Papst Benedikt XVI. (Joseph Ratzinger) grüßt am 19.04.2005 nach seiner Wahl zum Papst auf dem Balkon die Gläubigen auf dem Petersplatz in Rom

19. April 2005 - Kardinal Ratzinger wird zum Papst gewählt

Nach dem Tod von Papst Johannes Paul II. am 2. April 2005 ziehen sich die Kardinäle zum Konklave zurück. Ohne Kontakt zur Außenwelt sollen sie im Vatikan aus ihren Reihen das neue Oberhaupt der katholischen Kirche wählen. Als Favorit gilt der deutsche Kurienkardinal Joseph Ratzinger.

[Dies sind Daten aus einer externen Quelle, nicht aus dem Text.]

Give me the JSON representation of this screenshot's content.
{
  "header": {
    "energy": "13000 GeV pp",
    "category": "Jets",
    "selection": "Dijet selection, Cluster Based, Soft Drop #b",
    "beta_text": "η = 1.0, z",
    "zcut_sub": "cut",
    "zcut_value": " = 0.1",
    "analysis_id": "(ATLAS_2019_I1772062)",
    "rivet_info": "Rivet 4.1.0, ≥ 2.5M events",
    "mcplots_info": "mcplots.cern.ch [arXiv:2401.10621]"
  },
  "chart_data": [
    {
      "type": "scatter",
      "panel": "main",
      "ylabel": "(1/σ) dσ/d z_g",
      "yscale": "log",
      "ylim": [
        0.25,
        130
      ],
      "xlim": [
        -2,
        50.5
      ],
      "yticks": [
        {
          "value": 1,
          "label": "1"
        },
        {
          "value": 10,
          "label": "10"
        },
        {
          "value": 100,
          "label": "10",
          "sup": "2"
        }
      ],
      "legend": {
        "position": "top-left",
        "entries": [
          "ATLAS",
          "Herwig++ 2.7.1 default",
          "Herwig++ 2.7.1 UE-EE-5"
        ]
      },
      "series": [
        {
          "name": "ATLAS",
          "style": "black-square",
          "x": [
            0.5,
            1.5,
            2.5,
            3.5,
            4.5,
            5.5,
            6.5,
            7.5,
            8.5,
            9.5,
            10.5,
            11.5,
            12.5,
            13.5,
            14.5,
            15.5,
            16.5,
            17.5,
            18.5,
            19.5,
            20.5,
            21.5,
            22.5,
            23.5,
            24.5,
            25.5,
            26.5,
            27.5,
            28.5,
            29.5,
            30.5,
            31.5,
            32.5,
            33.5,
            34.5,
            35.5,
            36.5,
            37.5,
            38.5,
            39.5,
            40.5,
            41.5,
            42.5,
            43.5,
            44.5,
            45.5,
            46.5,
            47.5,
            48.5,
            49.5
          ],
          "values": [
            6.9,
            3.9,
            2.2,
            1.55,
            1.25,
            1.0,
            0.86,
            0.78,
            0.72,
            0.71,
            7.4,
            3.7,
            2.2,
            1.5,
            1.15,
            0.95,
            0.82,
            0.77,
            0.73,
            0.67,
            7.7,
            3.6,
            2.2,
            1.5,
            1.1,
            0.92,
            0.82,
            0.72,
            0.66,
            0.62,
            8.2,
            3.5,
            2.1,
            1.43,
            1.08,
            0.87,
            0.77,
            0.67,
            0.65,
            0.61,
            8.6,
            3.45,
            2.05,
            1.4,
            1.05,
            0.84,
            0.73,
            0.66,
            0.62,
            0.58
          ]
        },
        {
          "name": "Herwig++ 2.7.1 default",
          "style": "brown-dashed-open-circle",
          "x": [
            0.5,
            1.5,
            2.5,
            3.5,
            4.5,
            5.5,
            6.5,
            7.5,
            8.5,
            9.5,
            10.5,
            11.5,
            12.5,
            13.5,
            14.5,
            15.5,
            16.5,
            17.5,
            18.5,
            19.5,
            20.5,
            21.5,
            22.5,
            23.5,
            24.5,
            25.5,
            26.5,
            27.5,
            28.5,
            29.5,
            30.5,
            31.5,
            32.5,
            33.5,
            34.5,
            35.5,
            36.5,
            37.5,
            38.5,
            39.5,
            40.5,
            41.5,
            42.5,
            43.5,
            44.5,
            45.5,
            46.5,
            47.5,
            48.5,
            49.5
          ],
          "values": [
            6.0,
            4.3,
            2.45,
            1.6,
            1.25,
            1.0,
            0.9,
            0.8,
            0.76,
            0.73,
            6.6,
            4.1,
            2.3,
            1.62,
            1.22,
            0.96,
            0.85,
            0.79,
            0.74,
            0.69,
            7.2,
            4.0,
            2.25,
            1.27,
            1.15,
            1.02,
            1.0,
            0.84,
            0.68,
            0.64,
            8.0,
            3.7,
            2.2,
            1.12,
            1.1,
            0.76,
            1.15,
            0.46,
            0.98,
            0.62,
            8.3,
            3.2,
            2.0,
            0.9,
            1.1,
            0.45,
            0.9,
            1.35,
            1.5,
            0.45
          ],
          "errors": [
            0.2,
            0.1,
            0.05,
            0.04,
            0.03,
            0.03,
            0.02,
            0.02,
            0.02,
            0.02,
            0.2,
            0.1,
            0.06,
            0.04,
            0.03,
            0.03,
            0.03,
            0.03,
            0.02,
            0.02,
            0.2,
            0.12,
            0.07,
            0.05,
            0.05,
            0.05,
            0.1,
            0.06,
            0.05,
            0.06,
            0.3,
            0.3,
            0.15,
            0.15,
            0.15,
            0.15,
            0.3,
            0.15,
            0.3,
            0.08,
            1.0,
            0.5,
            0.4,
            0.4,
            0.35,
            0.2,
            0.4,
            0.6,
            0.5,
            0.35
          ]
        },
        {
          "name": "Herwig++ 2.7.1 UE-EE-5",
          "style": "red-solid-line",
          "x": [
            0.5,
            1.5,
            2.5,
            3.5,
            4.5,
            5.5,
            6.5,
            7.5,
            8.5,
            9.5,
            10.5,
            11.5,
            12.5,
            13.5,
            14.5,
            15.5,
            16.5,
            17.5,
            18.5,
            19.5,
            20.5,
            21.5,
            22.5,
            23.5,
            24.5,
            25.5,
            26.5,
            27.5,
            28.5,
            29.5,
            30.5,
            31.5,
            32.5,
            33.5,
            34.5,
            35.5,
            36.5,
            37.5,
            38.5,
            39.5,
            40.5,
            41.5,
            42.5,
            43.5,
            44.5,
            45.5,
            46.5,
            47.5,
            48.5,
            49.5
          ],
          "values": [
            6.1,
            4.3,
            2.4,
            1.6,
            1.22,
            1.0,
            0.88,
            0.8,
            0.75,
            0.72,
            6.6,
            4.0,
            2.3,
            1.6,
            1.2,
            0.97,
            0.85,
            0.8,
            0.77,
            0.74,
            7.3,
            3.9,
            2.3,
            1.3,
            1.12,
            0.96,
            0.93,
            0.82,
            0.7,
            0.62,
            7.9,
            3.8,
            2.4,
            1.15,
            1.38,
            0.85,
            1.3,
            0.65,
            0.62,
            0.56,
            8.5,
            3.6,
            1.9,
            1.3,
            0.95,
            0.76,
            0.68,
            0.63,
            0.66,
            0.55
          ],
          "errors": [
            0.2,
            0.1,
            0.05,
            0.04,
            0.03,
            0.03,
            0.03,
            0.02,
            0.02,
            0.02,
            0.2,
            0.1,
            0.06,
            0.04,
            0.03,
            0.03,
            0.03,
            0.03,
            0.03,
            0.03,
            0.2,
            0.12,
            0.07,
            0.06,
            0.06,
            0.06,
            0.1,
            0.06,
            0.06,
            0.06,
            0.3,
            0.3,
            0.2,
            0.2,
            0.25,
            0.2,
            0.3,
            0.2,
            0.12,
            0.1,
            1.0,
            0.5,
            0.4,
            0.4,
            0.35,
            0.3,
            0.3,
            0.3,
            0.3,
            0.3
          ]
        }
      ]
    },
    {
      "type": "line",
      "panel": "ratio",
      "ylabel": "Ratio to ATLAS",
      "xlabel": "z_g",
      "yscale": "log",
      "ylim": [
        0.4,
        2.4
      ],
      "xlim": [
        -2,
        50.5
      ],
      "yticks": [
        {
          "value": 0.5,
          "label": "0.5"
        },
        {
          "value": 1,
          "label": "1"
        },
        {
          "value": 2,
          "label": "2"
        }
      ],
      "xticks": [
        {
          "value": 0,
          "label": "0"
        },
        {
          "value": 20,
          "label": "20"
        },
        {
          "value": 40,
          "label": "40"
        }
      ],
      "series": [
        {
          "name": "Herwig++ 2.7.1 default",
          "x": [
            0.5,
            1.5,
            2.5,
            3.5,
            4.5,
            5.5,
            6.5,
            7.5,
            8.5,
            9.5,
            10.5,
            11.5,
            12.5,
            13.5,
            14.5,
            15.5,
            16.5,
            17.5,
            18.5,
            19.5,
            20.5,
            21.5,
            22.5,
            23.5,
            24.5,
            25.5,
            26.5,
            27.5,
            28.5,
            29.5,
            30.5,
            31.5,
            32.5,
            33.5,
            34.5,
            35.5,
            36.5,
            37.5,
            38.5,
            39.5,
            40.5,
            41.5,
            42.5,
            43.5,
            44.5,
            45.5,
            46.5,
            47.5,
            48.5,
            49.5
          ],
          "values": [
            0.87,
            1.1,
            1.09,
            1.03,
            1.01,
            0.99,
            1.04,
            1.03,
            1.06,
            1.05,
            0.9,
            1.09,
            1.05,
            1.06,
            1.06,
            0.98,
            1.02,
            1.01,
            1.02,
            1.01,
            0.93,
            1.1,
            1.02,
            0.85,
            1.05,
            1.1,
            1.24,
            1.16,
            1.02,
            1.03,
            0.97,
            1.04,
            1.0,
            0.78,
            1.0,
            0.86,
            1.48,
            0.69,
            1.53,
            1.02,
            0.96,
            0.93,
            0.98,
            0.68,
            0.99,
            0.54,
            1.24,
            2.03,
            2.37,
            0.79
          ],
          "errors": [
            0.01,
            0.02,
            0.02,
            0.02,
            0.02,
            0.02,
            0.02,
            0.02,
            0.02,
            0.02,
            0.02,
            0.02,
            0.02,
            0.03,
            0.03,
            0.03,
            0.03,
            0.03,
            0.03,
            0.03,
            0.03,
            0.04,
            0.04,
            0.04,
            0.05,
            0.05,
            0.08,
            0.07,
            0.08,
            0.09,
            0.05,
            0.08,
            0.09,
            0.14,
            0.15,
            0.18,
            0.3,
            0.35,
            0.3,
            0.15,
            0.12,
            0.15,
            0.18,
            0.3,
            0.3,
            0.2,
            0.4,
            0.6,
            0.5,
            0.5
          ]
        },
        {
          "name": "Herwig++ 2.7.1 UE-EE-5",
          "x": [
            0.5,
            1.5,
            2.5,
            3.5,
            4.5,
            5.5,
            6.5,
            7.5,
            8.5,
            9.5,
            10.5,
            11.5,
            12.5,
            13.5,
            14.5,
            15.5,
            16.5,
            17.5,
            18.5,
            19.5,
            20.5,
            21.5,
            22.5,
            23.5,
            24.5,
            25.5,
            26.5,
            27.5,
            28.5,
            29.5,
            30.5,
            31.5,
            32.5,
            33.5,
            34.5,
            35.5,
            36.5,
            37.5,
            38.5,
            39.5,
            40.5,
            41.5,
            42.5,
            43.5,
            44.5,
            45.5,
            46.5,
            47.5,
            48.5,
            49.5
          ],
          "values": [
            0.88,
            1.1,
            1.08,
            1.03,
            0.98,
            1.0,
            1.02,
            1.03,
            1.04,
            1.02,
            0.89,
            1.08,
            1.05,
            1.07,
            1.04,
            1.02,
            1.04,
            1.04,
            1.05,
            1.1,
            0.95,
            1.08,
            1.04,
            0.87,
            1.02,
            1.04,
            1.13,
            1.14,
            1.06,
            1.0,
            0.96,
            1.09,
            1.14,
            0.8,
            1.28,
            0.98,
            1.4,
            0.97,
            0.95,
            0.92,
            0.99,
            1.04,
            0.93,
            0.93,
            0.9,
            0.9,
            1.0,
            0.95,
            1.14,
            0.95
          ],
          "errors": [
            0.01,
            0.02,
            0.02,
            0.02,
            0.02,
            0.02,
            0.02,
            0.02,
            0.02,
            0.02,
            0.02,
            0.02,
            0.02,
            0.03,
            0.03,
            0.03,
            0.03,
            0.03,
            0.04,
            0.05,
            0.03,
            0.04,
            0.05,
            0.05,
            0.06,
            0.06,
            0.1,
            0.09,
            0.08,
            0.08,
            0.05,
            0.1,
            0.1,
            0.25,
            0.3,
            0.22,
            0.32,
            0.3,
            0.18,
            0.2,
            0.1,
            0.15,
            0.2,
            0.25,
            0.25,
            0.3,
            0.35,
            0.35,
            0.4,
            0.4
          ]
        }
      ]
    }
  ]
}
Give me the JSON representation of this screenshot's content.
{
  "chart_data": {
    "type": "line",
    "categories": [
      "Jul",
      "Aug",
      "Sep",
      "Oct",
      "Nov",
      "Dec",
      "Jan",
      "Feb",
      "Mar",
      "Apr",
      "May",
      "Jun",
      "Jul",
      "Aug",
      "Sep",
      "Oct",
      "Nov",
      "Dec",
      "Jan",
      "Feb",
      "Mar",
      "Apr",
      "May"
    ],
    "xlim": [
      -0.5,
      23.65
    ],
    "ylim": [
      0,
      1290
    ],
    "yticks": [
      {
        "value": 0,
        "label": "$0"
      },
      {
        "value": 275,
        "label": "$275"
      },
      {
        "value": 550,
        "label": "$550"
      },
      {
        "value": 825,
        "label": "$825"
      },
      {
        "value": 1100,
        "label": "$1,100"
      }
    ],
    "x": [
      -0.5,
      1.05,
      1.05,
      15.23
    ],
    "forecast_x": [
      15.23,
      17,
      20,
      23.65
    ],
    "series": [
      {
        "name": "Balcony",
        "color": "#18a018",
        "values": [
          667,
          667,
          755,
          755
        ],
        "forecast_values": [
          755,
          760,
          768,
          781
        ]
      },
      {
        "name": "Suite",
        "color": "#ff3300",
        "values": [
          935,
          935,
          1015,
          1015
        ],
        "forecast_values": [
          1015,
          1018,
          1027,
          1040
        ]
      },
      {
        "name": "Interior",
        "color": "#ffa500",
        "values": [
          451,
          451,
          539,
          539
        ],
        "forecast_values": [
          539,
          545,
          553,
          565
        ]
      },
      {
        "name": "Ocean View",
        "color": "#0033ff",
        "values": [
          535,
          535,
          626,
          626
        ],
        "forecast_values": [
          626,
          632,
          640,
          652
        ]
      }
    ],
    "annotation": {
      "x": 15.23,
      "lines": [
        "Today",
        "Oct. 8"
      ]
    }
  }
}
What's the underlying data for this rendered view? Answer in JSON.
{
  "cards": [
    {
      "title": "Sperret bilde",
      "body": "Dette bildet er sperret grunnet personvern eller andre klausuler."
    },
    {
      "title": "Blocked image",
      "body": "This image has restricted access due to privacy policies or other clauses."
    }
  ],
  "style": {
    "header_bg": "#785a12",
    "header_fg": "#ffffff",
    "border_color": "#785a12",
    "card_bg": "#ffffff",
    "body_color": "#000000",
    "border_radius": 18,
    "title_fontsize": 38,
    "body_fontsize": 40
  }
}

Nach einem der kürzesten Konklave der Kirchengeschichte steht am 19. April 2005 fest: Nach 482 Jahren sitzt mit Ratzinger, dem bisherigen Präfekten der Glaubenskongregation, erstmals wieder ein Deutscher auf dem Stuhle Petri. Als Papst gibt er sich den Namen Benedikt XVI.

Kardinal Ratzinger wird Papst (am 19.04.2005)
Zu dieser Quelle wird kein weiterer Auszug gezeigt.